La bañera nórdica de Mendiburu: una experiencia para disfrutar sin prisas en Navarra

Hace frío.

Lo suficiente como para preguntarte si de verdad merece la pena quitarse el albornoz.

Durante unos segundos dudas. Entonces das un paso, entras en el agua caliente y entiendes por qué quienes prueban la bañera nórdica en Navarra siempre quieren volver.

Curiosamente, la historia de esta bañera empezó muchos años antes de que llegara al jardín.

Durante mucho tiempo pensé que a Mendiburu le faltaba algo en el exterior. Muchos huéspedes comentaban lo mismo: «si esta casa tuviera piscina…». Y yo misma estuve valorando esa posibilidad más de una vez.

Pero nunca terminaba de convencerme.

Una piscina suponía una inversión importante, un uso muy limitado en nuestro clima y, sobre todo, no acababa de encajar con la forma en que entiendo Mendiburu.

La revelación llegó de una manera inesperada.

Cuando mi marido y yo celebramos nuestras bodas de plata, unos amigos nos regalaron una estancia en Aire de Bardenas. La suite tenía una bañera exterior en un pequeño jardín privado. Era otoño, llovía y no hacía precisamente calor. Sin embargo, allí estábamos disfrutando del agua caliente al aire libre.

Recuerdo pensar: esto sí tiene sentido.

No era una instalación espectacular. Era una experiencia.

A partir de ese momento comencé a investigar hasta descubrir las bañeras nórdicas de madera calentadas con leña. Y cuanto más aprendía sobre ellas, más claro veía que una bañera nórdica en Navarra encajaba perfectamente con la filosofía de Mendiburu.

Se podían utilizar durante todo el año. Eran sostenibles. Encajaban perfectamente en un entorno rural. Y, además, tenían algo que me resultaba especialmente atractivo: no eran inmediatas.

Porque una bañera nórdica no funciona pulsando un botón.

Hay que decidir que quieres utilizarla.

Hay que preparar el fuego.

Hay que esperar.

Hay que cuidar el proceso.

Quizá por eso la experiencia resulta tan especial.
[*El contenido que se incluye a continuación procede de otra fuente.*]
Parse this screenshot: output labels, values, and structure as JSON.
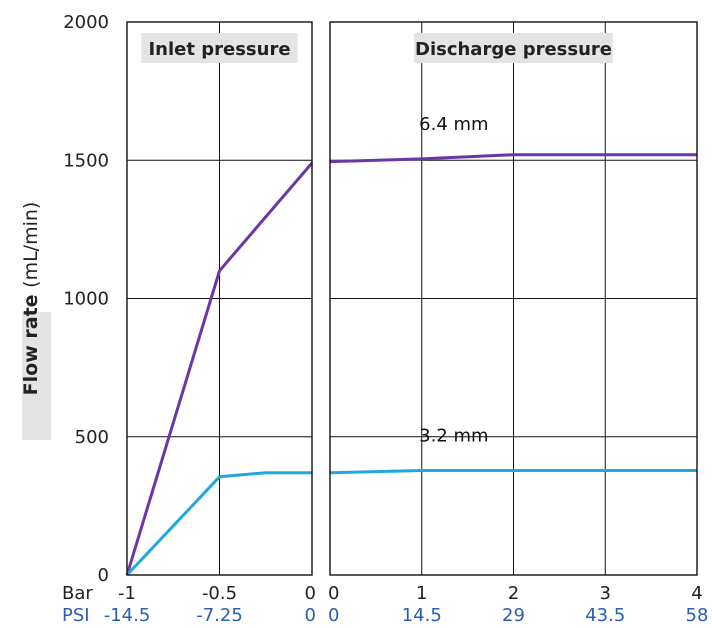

En estos dos años he escuchado comentarios de todo tipo. Huéspedes que aseguran haber dormido como un bebé después de un baño nocturno. Grupos de amigas que convierten la bañera en uno de los momentos más esperados de su escapada. Participantes de retiros que la incorporan como parte de sus rituales de bienestar.

Y hay algo que me llama especialmente la atención.

Muchas personas me dicen que allí surgen conversaciones diferentes. Conversaciones que no aparecen alrededor de una mesa ni durante una comida. No sé exactamente qué se produce en ese espacio de agua caliente, silencio y cielo abierto. Pero sucede.

La bañera nórdica requiere más trabajo del que imaginaba cuando la instalamos. La cuido constantemente. Vigilo la calidad del agua, mejoramos el sistema de filtrado, revisamos cada detalle. Pero nunca he sentido que fuera un esfuerzo innecesario.

Porque cuando veo a mi familia, a mis amigos o a nuestros huéspedes disfrutarla, tengo la sensación de que hemos añadido algo valioso a Mendiburu.

La casa seguiría siendo especial sin ella.

Pero la bañera nórdica ha hecho que lo sea un poco más.

Los autillos y la oscuridad de la noche en Osinaga nos recuerdan que llevamos ya un buen rato dentro del agua caliente. Cuesta recordar por qué teníamos tantas dudas antes de quitarnos el albornoz o por qué parecía una buena idea quedarse dentro de casa.

Y es entonces cuando nos damos cuenta de que algunas experiencias se disfrutan más precisamente porque requieren tiempo, intención y un poco de paciencia.

Y eso es, precisamente, lo que intentamos cuidar en Mendiburu.